Les maladies cardiaques sont l'une des principales causes. (Source : Getty Images/Thinkstock) Les hommes âgés de 50 ans et plus peuvent avoir un risque de décès significativement plus élevé que les femmes du même groupe d'âge, en partie en raison de taux de mortalité plus élevés. fumeur et les maladies cardiaques chez les hommes, selon une vaste étude menée auprès de personnes dans 28 pays.
Cependant, les recherches publiées dans Journal de l'Association médicale canadienne ont constaté que l'écart de risque de mortalité chez les hommes et les femmes variait d'un pays à l'autre.
De nombreuses études ont examiné l'impact potentiel des facteurs sociaux, comportementaux et biologiques sur les différences de mortalité entre les sexes, mais peu ont été en mesure d'étudier les variations potentielles entre les pays, a déclaré Yu-Tzu Wu, du King's College de Londres et de l'Université de Newcastle au Royaume-Uni. .
Différentes traditions culturelles, contextes historiques et développement économique et sociétal peuvent influencer les expériences de genre dans différents pays, et ainsi affecter de manière variable l'état de santé des hommes et des femmes, a déclaré Wu.
La recherche a examiné différents facteurs socio-économiques, de mode de vie, de santé et sociaux qui pourraient contribuer à l'écart de mortalité entre les hommes et les femmes âgés de 50 ans et plus.
Les données comprenaient plus de 179 000 personnes dans 28 pays et plus de la moitié – 55 % – étaient des femmes.
L'étude a révélé que les hommes âgés de 50 ans et plus avaient un risque de décès 60 % plus élevé que les femmes, ce qui s'explique en partie par des taux plus élevés de tabagisme et de cardiopathie chez les hommes.
Fumer est dangereux pour la santé. (Photo : Getty Images/Thinkstock) Les effets du sexe sur la mortalité devraient inclure non seulement la variation physiologique entre les hommes et les femmes, mais aussi la construction sociale du genre, qui diffère d'une société à l'autre. En particulier, la grande variation entre les pays peut impliquer un effet plus important du genre que du sexe, a déclaré Wu.

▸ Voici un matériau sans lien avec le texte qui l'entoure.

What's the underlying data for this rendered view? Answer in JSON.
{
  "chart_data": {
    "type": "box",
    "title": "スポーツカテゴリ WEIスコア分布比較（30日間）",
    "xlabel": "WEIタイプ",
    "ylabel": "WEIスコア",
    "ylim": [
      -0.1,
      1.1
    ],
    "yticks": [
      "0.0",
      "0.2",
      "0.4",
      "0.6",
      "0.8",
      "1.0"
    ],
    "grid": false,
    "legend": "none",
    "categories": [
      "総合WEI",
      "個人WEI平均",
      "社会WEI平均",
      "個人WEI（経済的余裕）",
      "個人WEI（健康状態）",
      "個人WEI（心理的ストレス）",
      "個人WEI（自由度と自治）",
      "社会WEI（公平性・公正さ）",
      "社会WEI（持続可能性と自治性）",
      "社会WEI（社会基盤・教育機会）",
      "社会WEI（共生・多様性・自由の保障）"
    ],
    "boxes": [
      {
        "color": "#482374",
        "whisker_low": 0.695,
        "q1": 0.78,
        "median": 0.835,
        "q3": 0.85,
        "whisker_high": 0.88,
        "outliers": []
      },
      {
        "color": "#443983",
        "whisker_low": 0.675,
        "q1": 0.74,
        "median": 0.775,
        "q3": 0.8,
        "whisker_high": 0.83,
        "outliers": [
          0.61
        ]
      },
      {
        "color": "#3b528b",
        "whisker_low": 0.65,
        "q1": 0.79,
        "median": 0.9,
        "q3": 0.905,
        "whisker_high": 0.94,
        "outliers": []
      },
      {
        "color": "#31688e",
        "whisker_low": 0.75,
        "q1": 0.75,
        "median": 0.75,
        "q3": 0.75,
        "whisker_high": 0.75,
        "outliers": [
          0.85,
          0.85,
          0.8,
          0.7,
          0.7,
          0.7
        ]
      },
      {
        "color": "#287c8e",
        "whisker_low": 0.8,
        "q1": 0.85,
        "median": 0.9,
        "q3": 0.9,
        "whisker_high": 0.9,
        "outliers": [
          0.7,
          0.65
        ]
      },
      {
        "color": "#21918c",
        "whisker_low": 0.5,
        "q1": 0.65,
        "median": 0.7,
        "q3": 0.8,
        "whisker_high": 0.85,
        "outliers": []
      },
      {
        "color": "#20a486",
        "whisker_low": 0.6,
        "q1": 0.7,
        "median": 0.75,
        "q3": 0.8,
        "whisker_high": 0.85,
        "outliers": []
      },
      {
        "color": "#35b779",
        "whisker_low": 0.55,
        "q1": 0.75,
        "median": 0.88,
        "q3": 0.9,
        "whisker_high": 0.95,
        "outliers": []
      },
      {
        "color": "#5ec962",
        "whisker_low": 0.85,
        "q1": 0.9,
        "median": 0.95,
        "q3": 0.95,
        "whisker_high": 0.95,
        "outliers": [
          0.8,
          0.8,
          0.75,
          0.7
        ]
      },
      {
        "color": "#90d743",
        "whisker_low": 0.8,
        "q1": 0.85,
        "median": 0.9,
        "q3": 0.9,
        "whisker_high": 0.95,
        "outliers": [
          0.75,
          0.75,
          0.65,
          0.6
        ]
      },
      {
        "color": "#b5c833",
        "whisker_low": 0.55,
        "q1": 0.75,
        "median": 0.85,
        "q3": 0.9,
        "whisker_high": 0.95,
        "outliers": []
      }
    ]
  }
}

Bien que la biologie des sexes soit cohérente d'une population à l'autre, la variation des contextes culturels, sociétaux et historiques peut conduire à des expériences de vie différentes des hommes et des femmes et à des variations de l'écart de mortalité entre les pays, a ajouté Wu.
Les chercheurs ont noté que les résultats sont cohérents avec la littérature sur l'espérance de vie et les taux de mortalité.
L'hétérogénéité des différences de mortalité entre les sexes selon les pays peut indiquer l'impact substantiel du sexe sur le vieillissement en bonne santé en plus du sexe biologique, et les contributions cruciales du tabagisme peuvent également varier selon les différentes populations, ont noté les auteurs de l'étude.
L'équipe recommande que les politiques de santé publique tiennent compte des différences fondées sur le sexe et le genre et de l'influence des facteurs sociaux et culturels sur la santé.